You’ll see this in Western depictions of Soviet states all the time. Small apartments, bread lines, and grumpy bureaucrats are slanted as rampant poverty. Meanwhile, homelessness and malnutrition and the lawless frontier are all just part of the Hero’s Journey on the way to glory.
The biggest value of this meteor is not gold it’s iridium and ironically it’s what we need to explore more other planets because iridium melting point is way higher. Also high precision electronics needs it
Not if I get to it first
enought to make everyone on earth billionaires
How very thoughtful. Hope the present billionaires dont accidentally hoard it.
Naw the new quintillionaires will let everyone have a bit. The biggest change will be adjusting to the new ten-thousand-dollar menu at mcdonalds
More like the one-hundred-trillion-dollar menu.
Yes, like everyone in Zimbabwe is a billionaire in Zimbabwe dollars.
The so-called Zimbillionaires
Yeah like the influx of gold and silver from the Americas shook the European economy in the 17th century:
That explains why our economy is so shaken today!
This level of inflation amounts to 1.2% per year compounded, a relatively low inflation rate for modern-day standards, but rather high given the monetary policy in place in the 16th century.
But think of the gold cable connectors.
Monster Cable would have to find a new, useless luxury connection material. Platinum plated HDMI with carbon fiber strain relief boots.
#dontlookup
This would be useful for tech reasons I think. Isn’t gold a better conductor than copper?
Everyone being a billionaire is the same as no one being a billionaire.

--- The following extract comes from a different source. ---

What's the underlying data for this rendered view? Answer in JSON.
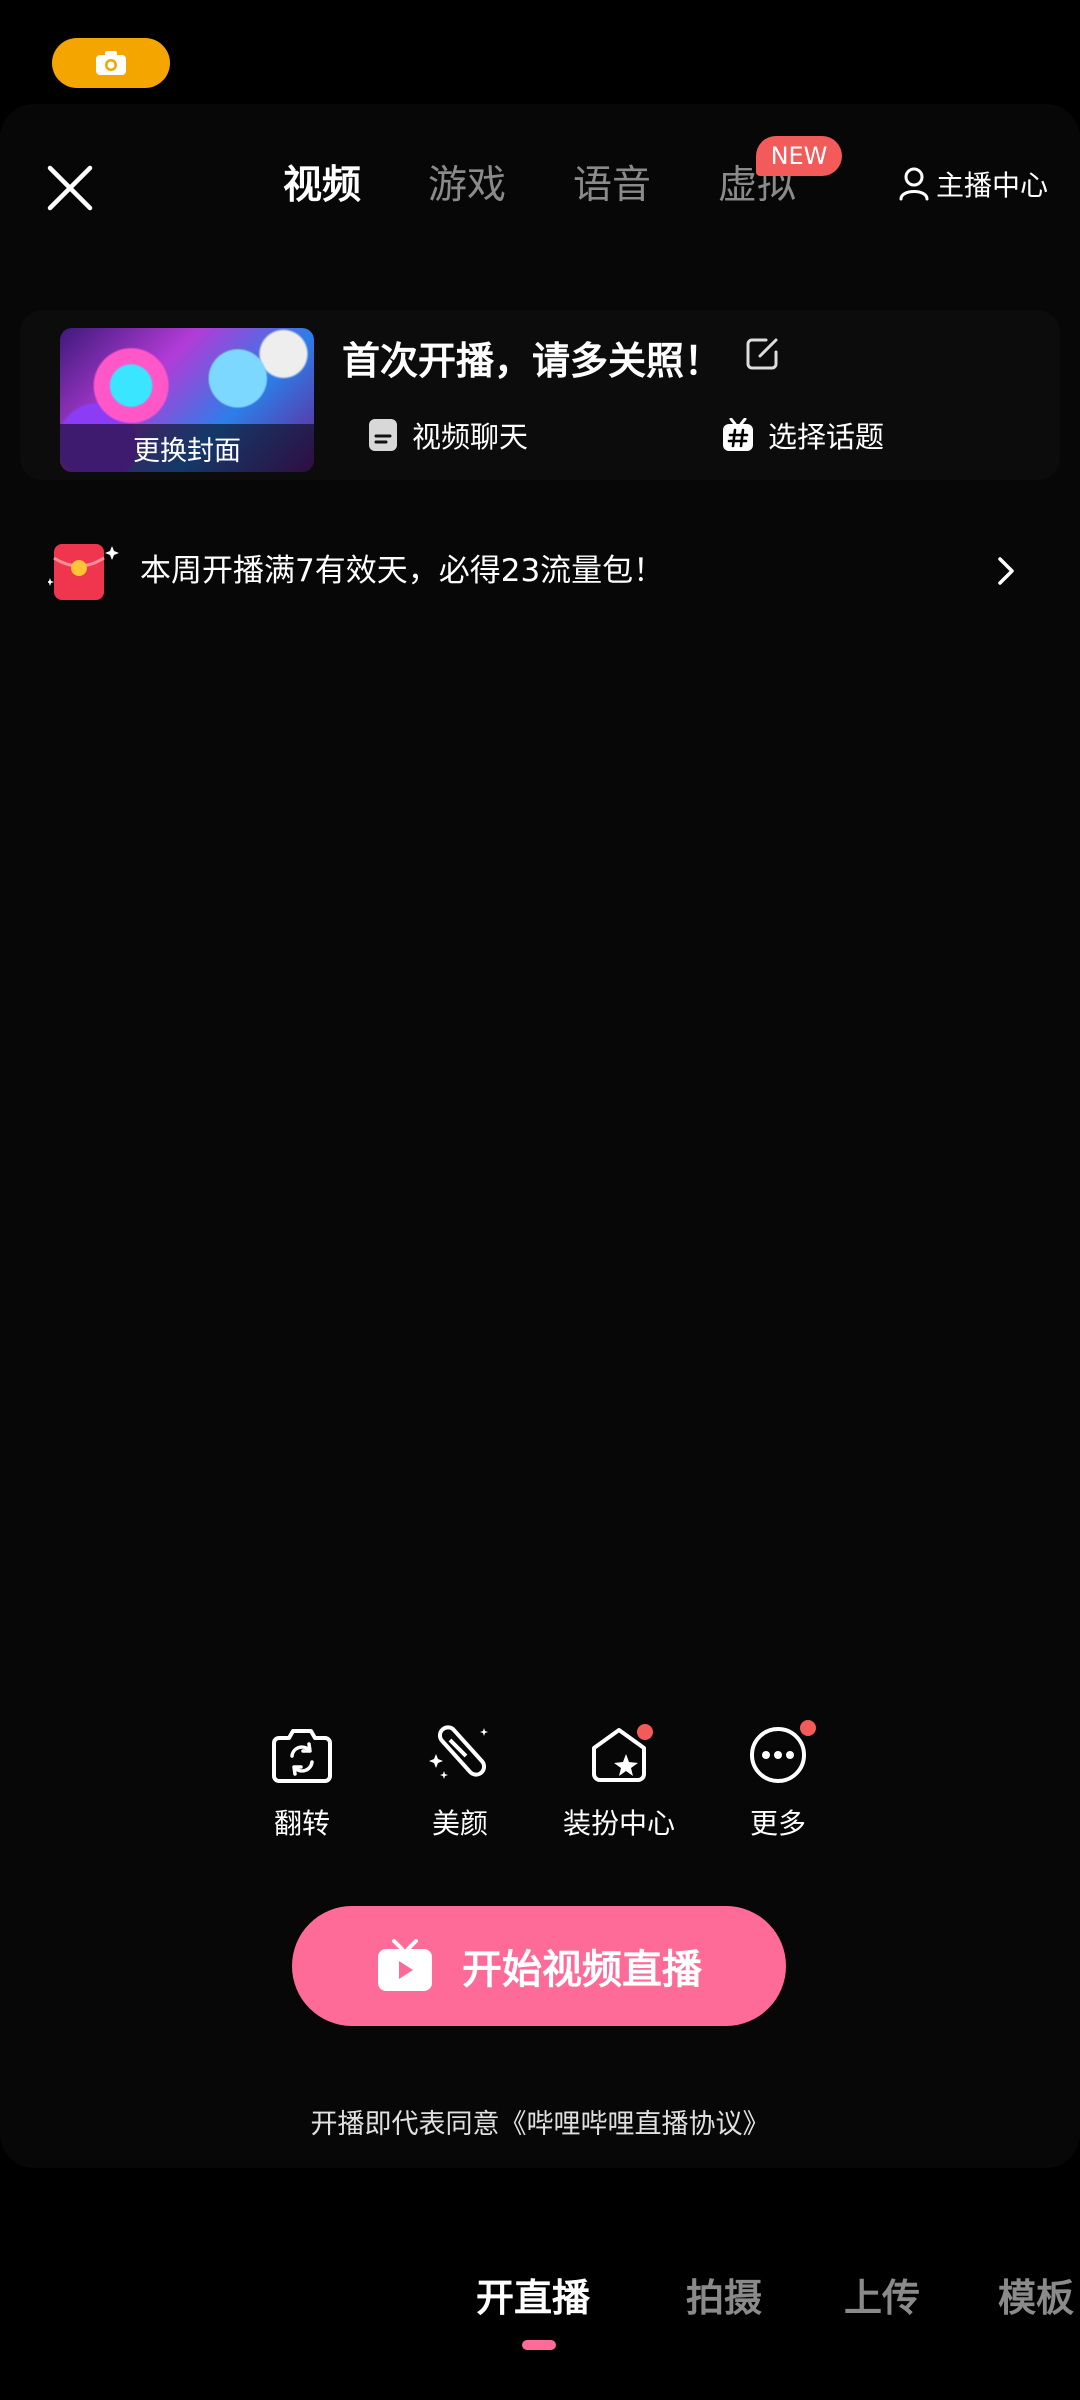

Like I told the VP who marked every single email as High Importance…when everything is important, nothing is important
I hope palladium and other PGM become worthless so catalyst converters are ok to own
You just want to keep your stolen converters ;)
Convert Deez nuts
Look up a movie called “Don’t look up” which has a similar story regarding a situation like this. I’ll say human greed has no bounds.
To be fair, that movie was about climate change, not really the asteroid
Tim apple fucked us good.
Making everyone on earth richer is how it’s supposed to work. Not like millionaires, more in the sense that gold is a resource that requires us to ration it in a sense, and we would be able to use the cheaper gold to make all lives better.
That an influx of gold wouldn’t do this is an indictment on our economic system.
It would make gold cheaper and more abundant for sure. But that doesn’t really mean too much. Slightly cheaper electronics, much cheaper gold jewelry, and Trump can build an entire tower out of gold if he wants I guess. Gold is important, but suddenly having an order of magnitude more wouldn’t mean we’re all an order of magnitude better off.
But really someone pointed out that only part of that asteroid is gold and the total value was calculated using the value of all the different metals in there. Iron (boring, it’s not THAT expensive as is), iridium (quite important for electronics), etc. If we managed to bring that whole asteroid into orbit and actually share the spoils equally between nations, a lot of different things would be slightly cheaper to manufacture. Not sure the effect would be too noticeable in the end though. We have a tendency to manufacture more shit than we need so cheaper materials would just facilitate that.